GSE73002

• In the present study, the expression profiles of serum miRNA in several large cohorts have been examined to identify novel miRNA that can be used to detect early stage breast cancer.

• A total of 1280 serum samples of breast cancer patients stored in the National Cancer Center Biobank were used. In addition, 2836 serum samples were obtained from non-cancer controls, 451 from patients with other types of cancers, and 63 from patients with non-breast benign diseases.

• miRNA expressions were compared between patients with breast cancer and non-breast cancer, and a combination of five miRNA was found to be able to detect breast cancer. 
  1. miR-1246
  2. miR-1307-3p
  3. miR-4634
  4. miR-6861-5p
  5. miR-6875-5p
• This combination had a sensitivity of 97.3%, specificity of 82.9% and accuracy of 89.7% for breast cancer in the test cohort.

• A total of 400 patients with other cancers (100, 98, 50, 50, 50 and 52 cases of pancreatic, biliary tract, colon, gastric, esophageal and hepatic cancers, respectively) and 21 patients with non-malignant pancreatic ⁄ biliary tract disease who were registered in the National Cancer Center (NCC) Biobank were included to determine the circulating miRNA in control subjects. 
• Whole miRNA expression profiles of these serum samples are present in the Gene Expression Omnibus (GEO) database (GSE59856), and the registered data and clinical information(21) were used in the present study.

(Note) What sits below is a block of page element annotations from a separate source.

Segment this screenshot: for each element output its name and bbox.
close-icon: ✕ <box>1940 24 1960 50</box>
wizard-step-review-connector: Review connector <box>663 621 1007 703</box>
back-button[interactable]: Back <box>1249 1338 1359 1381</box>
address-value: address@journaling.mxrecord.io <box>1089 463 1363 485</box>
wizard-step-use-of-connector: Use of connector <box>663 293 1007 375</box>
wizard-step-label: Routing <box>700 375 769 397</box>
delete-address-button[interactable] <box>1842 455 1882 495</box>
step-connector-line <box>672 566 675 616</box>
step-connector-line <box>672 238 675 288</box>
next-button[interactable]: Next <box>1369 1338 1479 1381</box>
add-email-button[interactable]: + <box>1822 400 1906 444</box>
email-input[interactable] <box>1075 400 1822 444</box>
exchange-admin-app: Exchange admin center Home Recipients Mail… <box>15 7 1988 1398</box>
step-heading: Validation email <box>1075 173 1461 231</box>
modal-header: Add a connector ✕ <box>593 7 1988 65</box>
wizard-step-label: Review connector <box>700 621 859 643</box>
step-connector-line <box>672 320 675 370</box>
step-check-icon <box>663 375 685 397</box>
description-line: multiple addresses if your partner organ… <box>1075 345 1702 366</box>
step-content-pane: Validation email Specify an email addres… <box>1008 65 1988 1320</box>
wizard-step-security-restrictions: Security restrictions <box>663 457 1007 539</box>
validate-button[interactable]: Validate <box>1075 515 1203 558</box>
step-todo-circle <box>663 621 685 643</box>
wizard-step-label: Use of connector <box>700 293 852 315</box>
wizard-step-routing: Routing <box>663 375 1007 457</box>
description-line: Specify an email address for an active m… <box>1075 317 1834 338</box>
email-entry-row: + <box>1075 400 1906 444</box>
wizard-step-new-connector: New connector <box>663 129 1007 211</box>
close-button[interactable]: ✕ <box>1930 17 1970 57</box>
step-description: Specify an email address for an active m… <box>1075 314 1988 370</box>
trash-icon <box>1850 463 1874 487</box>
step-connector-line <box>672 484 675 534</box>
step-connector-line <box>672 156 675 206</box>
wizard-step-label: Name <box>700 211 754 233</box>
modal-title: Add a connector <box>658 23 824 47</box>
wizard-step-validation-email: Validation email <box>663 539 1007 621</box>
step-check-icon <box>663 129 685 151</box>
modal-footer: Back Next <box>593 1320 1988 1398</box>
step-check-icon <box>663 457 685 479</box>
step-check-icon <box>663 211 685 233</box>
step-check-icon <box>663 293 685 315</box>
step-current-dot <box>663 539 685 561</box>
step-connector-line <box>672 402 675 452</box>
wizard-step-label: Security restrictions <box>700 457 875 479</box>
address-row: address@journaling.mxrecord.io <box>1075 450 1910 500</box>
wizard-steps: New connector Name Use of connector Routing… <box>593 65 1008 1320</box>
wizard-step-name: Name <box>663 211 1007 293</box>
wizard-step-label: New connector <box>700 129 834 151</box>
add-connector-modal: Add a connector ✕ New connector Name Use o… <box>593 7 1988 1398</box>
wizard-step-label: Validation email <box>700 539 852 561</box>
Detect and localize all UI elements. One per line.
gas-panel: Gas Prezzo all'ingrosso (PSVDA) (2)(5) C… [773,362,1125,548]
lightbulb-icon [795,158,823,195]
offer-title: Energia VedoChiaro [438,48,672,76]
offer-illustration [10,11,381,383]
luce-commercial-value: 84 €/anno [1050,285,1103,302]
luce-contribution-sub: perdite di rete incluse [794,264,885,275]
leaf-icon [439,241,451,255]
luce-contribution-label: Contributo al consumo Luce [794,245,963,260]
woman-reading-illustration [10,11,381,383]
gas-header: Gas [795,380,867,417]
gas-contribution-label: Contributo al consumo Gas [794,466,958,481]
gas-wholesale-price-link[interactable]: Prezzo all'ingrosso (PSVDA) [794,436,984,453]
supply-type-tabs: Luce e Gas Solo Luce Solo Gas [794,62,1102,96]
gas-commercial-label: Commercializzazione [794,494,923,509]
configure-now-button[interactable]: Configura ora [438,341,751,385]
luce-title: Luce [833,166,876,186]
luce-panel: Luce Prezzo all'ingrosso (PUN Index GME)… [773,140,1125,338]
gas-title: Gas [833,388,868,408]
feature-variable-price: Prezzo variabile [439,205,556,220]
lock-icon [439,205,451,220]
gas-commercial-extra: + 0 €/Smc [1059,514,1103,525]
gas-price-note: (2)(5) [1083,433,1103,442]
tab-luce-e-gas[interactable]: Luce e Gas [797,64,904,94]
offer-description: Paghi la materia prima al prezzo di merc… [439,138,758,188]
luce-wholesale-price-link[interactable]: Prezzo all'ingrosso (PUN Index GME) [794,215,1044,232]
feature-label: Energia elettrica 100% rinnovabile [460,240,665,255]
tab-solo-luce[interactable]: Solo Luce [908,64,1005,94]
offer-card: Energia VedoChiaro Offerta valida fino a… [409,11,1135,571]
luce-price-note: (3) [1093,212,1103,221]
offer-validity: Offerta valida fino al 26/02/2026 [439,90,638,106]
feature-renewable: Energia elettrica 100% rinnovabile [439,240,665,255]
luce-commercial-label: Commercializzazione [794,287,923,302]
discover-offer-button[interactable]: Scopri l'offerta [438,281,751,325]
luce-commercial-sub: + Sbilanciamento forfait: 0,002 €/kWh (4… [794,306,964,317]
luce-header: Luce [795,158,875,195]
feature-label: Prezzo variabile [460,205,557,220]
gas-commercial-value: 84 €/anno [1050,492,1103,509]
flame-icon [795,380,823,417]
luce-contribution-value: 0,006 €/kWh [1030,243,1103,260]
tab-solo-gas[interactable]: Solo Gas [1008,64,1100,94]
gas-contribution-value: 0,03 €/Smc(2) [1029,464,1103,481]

• To normalize the signals across the different microarrays tested, three pre-selected internal control miRNA (miR-149-3p, miR-2861 and miR-4463), which had been stably detected in more than 500 serum samples, were used.
• Each miRNA signal value was standardized with the ratio of the average signal value of the three internal control miRNA to the pre-set value.

• The diagnostic index showed high performance for all cancer stages (stage 0, 98.0%; stage 1, 98.1%; stage 2, 95.7%; stage 3, 100%; stage 4, 96.2%), and TNM grades (T: Tis, 97.7%; T1, 98.2%; T2, 95.8%; T3, 90.9%; T4, 97.1%; N: N0, 97.2%; N1, 98.2%; N2, 92.9%; N3, 100%; and M: M0, 97.3%; M1, 96.2%).

• A problem with the developed diagnostic index is that it cannot distinguish benign breast diseases from breast cancer.
• With this diagnostic index, benign breast diseases were identified as breast cancer. Therefore, it might be used for breast hyperplasia.
• However, as one aim of the present study was to identify an initial screening technique that provides good reasoning and motivation for more women to undergo mammography, we believe that the problem of false-positive results of the diagnostic index caused by benign breast diseases is acceptable at the present time. 
• However, studies should be performed in the future to improve the diagnostic index so that it can distinguish benign breast diseases from breast cancer.

• Here, we compared breast benign disease cases with non-cancer cases.

• A classification model has been built using Trainset. The selected probe was:
  1. hsa-mir-1307-3p

• The model has been tested using Testset.